Depuis une dizaine d’années, des centaines de bêtes de forme transitent via le foirail pour les acheteurs régionaux, mais également pour tous ces emboucheurs venus du Nord de la France et de la Belgique territoire de l’embouche.
« Les animaux présentés aujourd’hui, sont de conformation cularde. Nous savons que ces animaux répondent aux besoins de certains bouchers dits de tradition. En effet, ils ont un très bon rendement et une tendreté qui plaît au consommateur amateur de bonne viande. » Un groupe d’éleveurs échange leurs appréciations sur cette foire où ils expliquent avec beaucoup de passion l’intérêt de ces bêtes. D’autres un peu plus nostalgiques, se remémorent les premières foires aux culards du 9 mai, un rendez-vous incontournable pour la
profession qui a disparu il y a maintenant quelques décennies et remplacée depuis peu par cette dernière.
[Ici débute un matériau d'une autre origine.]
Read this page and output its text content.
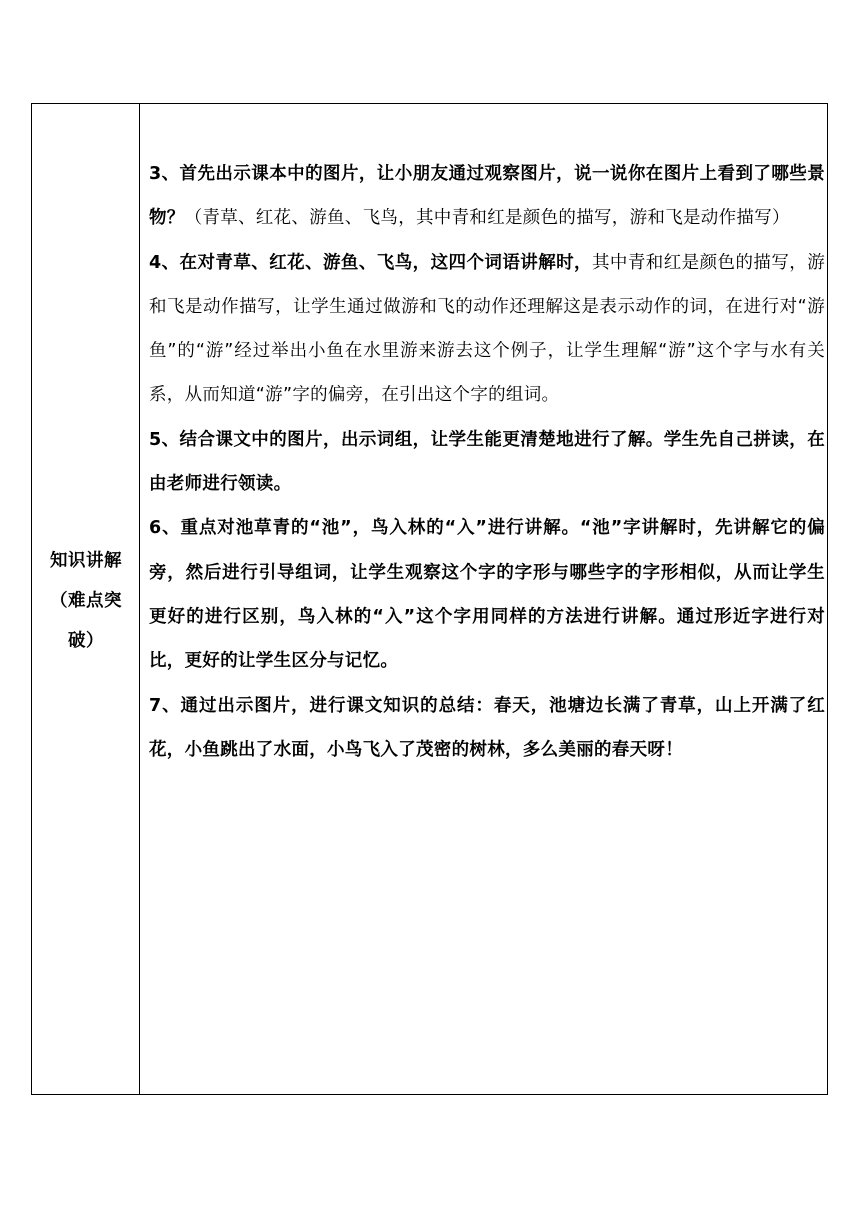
知识讲解
（难点突
破）

3、首先出示课本中的图片，让小朋友通过观察图片，说一说你在图片上看到了哪些景物？（青草、红花、游鱼、飞鸟，其中青和红是颜色的描写，游和飞是动作描写）

4、在对青草、红花、游鱼、飞鸟，这四个词语讲解时，其中青和红是颜色的描写，游和飞是动作描写，让学生通过做游和飞的动作还理解这是表示动作的词，在进行对“游鱼”的“游”经过举出小鱼在水里游来游去这个例子，让学生理解“游”这个字与水有关系，从而知道“游”字的偏旁，在引出这个字的组词。

5、结合课文中的图片，出示词组，让学生能更清楚地进行了解。学生先自己拼读，在由老师进行领读。

6、重点对池草青的“池”，鸟入林的“入”进行讲解。“池”字讲解时，先讲解它的偏旁，然后进行引导组词，让学生观察这个字的字形与哪些字的字形相似，从而让学生更好的进行区别，鸟入林的“入”这个字用同样的方法进行讲解。通过形近字进行对比，更好的让学生区分与记忆。

7、通过出示图片，进行课文知识的总结：春天，池塘边长满了青草，山上开满了红花，小鱼跳出了水面，小鸟飞入了茂密的树林，多么美丽的春天呀！
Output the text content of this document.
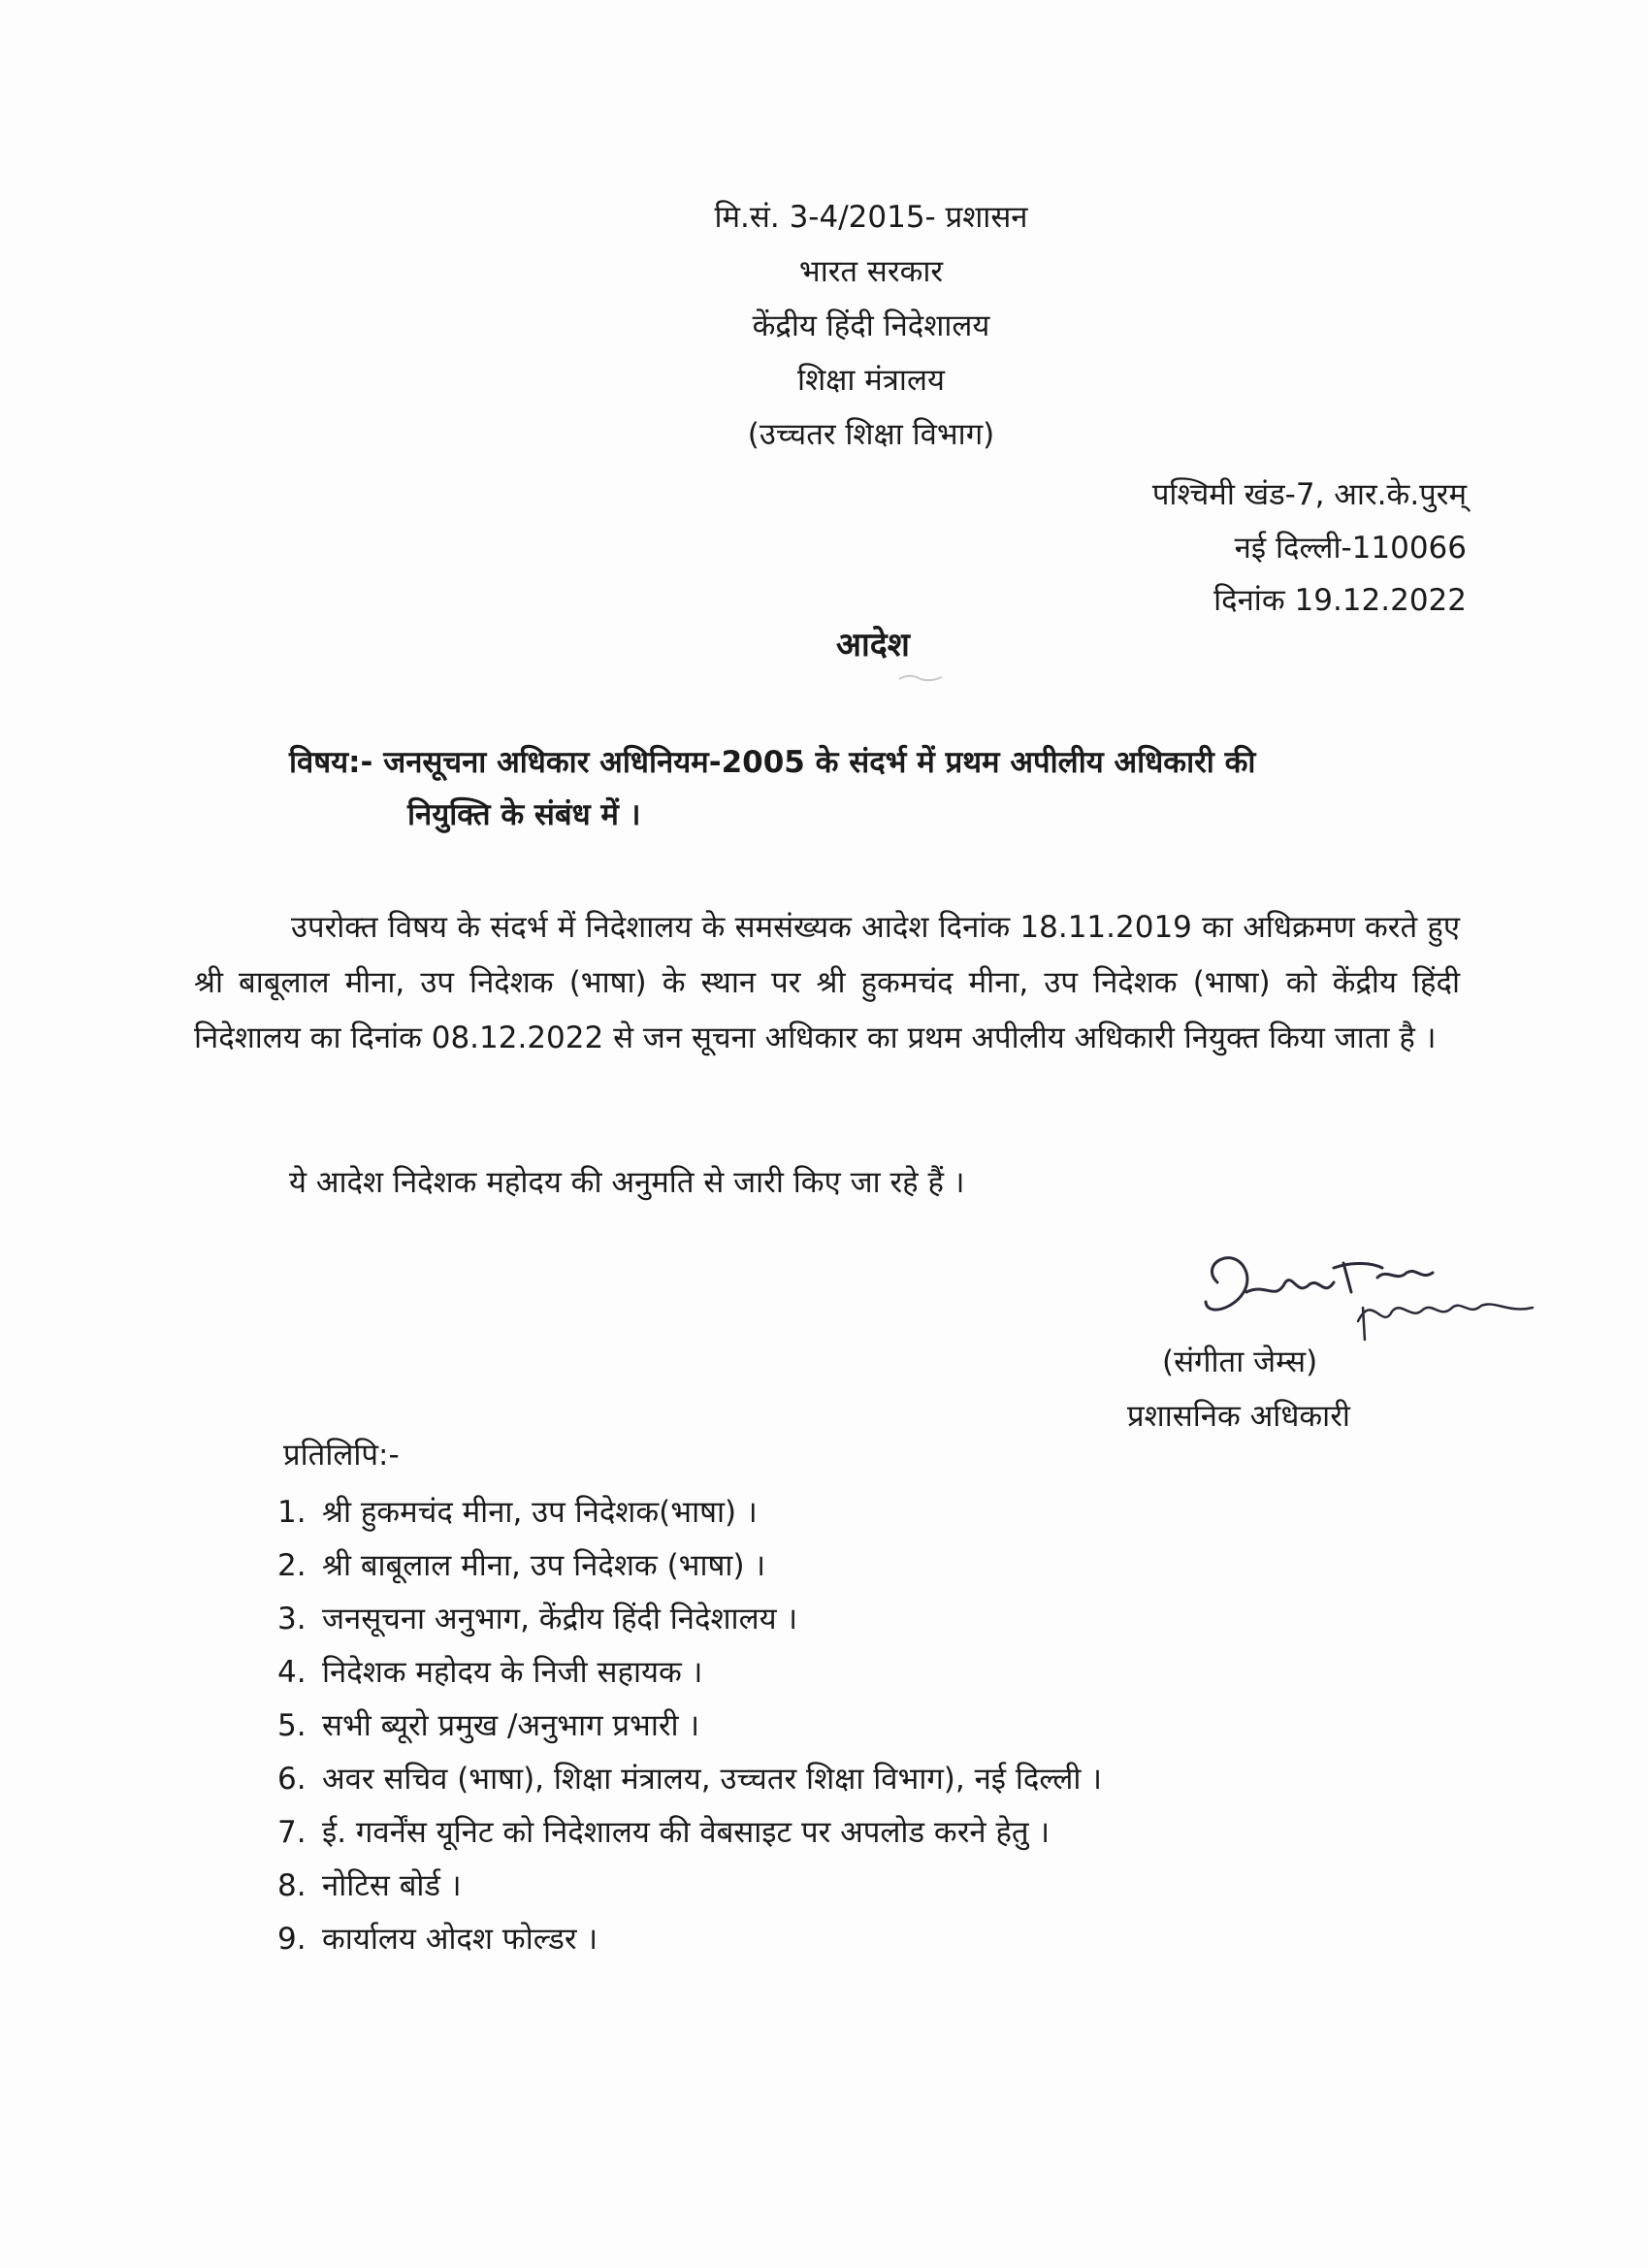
मि.सं. 3-4/2015- प्रशासन
भारत सरकार
केंद्रीय हिंदी निदेशालय
शिक्षा मंत्रालय
(उच्चतर शिक्षा विभाग)
पश्चिमी खंड-7, आर.के.पुरम्
नई दिल्ली-110066
दिनांक 19.12.2022
आदेश
विषय:- जनसूचना अधिकार अधिनियम-2005 के संदर्भ में प्रथम अपीलीय अधिकारी की
नियुक्ति के संबंध में ।
उपरोक्त विषय के संदर्भ में निदेशालय के समसंख्यक आदेश दिनांक 18.11.2019 का अधिक्रमण करते हुए श्री बाबूलाल मीना, उप निदेशक (भाषा) के स्थान पर श्री हुकमचंद मीना, उप निदेशक (भाषा) को केंद्रीय हिंदी निदेशालय का दिनांक 08.12.2022 से जन सूचना अधिकार का प्रथम अपीलीय अधिकारी नियुक्त किया जाता है ।
ये आदेश निदेशक महोदय की अनुमति से जारी किए जा रहे हैं ।
(संगीता जेम्स)
प्रशासनिक अधिकारी
प्रतिलिपि:-
1. श्री हुकमचंद मीना, उप निदेशक(भाषा) ।
2. श्री बाबूलाल मीना, उप निदेशक (भाषा) ।
3. जनसूचना अनुभाग, केंद्रीय हिंदी निदेशालय ।
4. निदेशक महोदय के निजी सहायक ।
5. सभी ब्यूरो प्रमुख /अनुभाग प्रभारी ।
6. अवर सचिव (भाषा), शिक्षा मंत्रालय, उच्चतर शिक्षा विभाग), नई दिल्ली ।
7. ई. गवर्नेंस यूनिट को निदेशालय की वेबसाइट पर अपलोड करने हेतु ।
8. नोटिस बोर्ड ।
9. कार्यालय ओदश फोल्डर ।
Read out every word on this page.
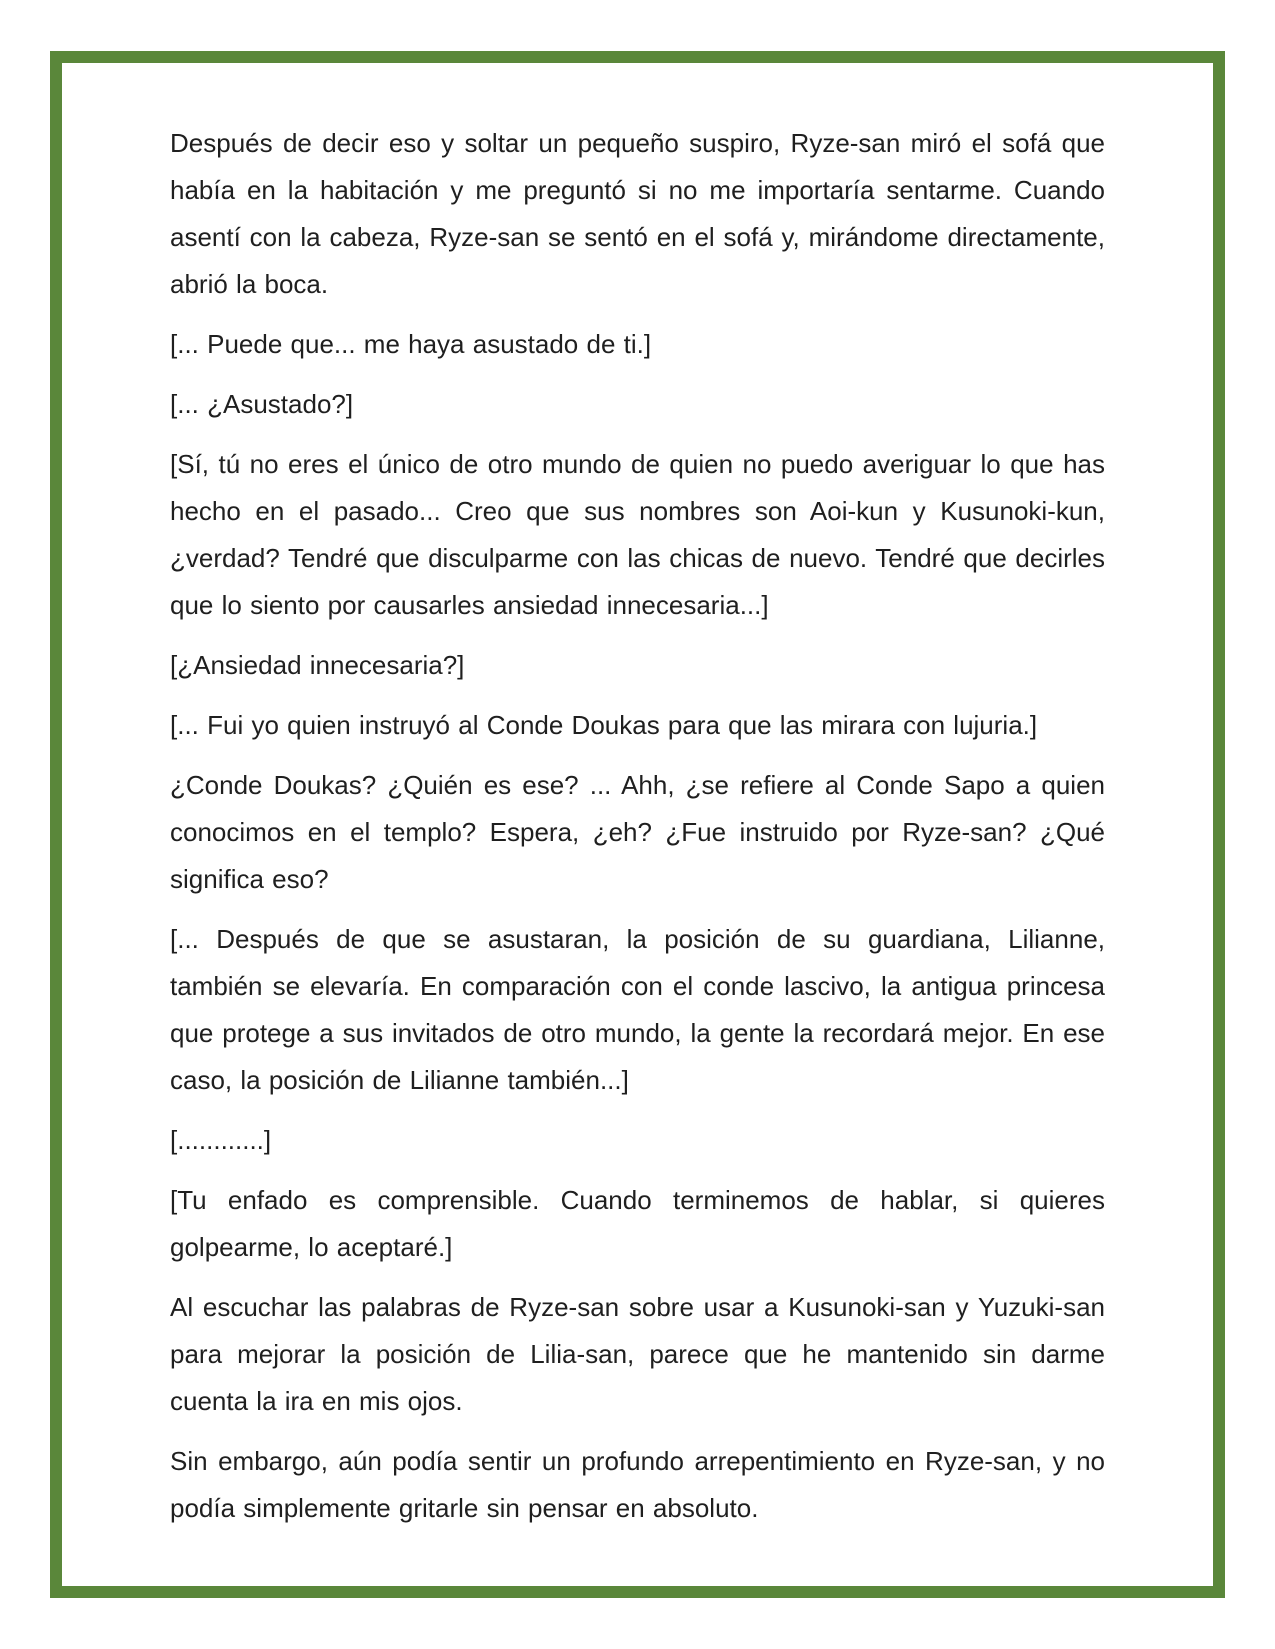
Después de decir eso y soltar un pequeño suspiro, Ryze-san miró el sofá que había en la habitación y me preguntó si no me importaría sentarme. Cuando asentí con la cabeza, Ryze-san se sentó en el sofá y, mirándome directamente, abrió la boca.

[... Puede que... me haya asustado de ti.]

[... ¿Asustado?]

[Sí, tú no eres el único de otro mundo de quien no puedo averiguar lo que has hecho en el pasado... Creo que sus nombres son Aoi-kun y Kusunoki-kun, ¿verdad? Tendré que disculparme con las chicas de nuevo. Tendré que decirles que lo siento por causarles ansiedad innecesaria...]

[¿Ansiedad innecesaria?]

[... Fui yo quien instruyó al Conde Doukas para que las mirara con lujuria.]

¿Conde Doukas? ¿Quién es ese? ... Ahh, ¿se refiere al Conde Sapo a quien conocimos en el templo? Espera, ¿eh? ¿Fue instruido por Ryze-san? ¿Qué significa eso?

[... Después de que se asustaran, la posición de su guardiana, Lilianne, también se elevaría. En comparación con el conde lascivo, la antigua princesa que protege a sus invitados de otro mundo, la gente la recordará mejor. En ese caso, la posición de Lilianne también...]

[............]

[Tu enfado es comprensible. Cuando terminemos de hablar, si quieres golpearme, lo aceptaré.]

Al escuchar las palabras de Ryze-san sobre usar a Kusunoki-san y Yuzuki-san para mejorar la posición de Lilia-san, parece que he mantenido sin darme cuenta la ira en mis ojos.

Sin embargo, aún podía sentir un profundo arrepentimiento en Ryze-san, y no podía simplemente gritarle sin pensar en absoluto.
L’ambiance commerciale semblait assez tendue face au mauvais commerce qui sévit depuis quelques semaines sur la viande. Les emboucheurs restent prudents sur leurs approvisionnements en très bonnes marchandises. Ces bêtes de formes définies aussi par une hypercroissance musculaire sortent du lot et elles se retrouveront pour la grande majorité sur les concours de haute valeur bouchère de la région Ouest, notamment sur Evron (53) réputé pour accueillir ces conformations.
Baisse moyenne des cours
8h00 annoncé, c’est le début des échanges, les transactions sont longues et très discutées, les accords de ventes ne viennent pas vite. Les besoins des nombreux acheteurs sont plus ciblés vers le haut de gamme, en bœufs et en femelles triés (peu représentées). Les prix atteignent pour certains près de 2.660 euros pièce (femelle) et 2.150 euros pièce (bœuf).
La marchandise plus petite ou avec une capacité musculaire moins développée, est forcément moins valorisée et pas toujours facile à négocier. En effet, une baisse des cours de 100 euros en moyenne est à noter cette année, mais les ventes s’enregistrent dans une fourchette de 1500 à 1.800 euros.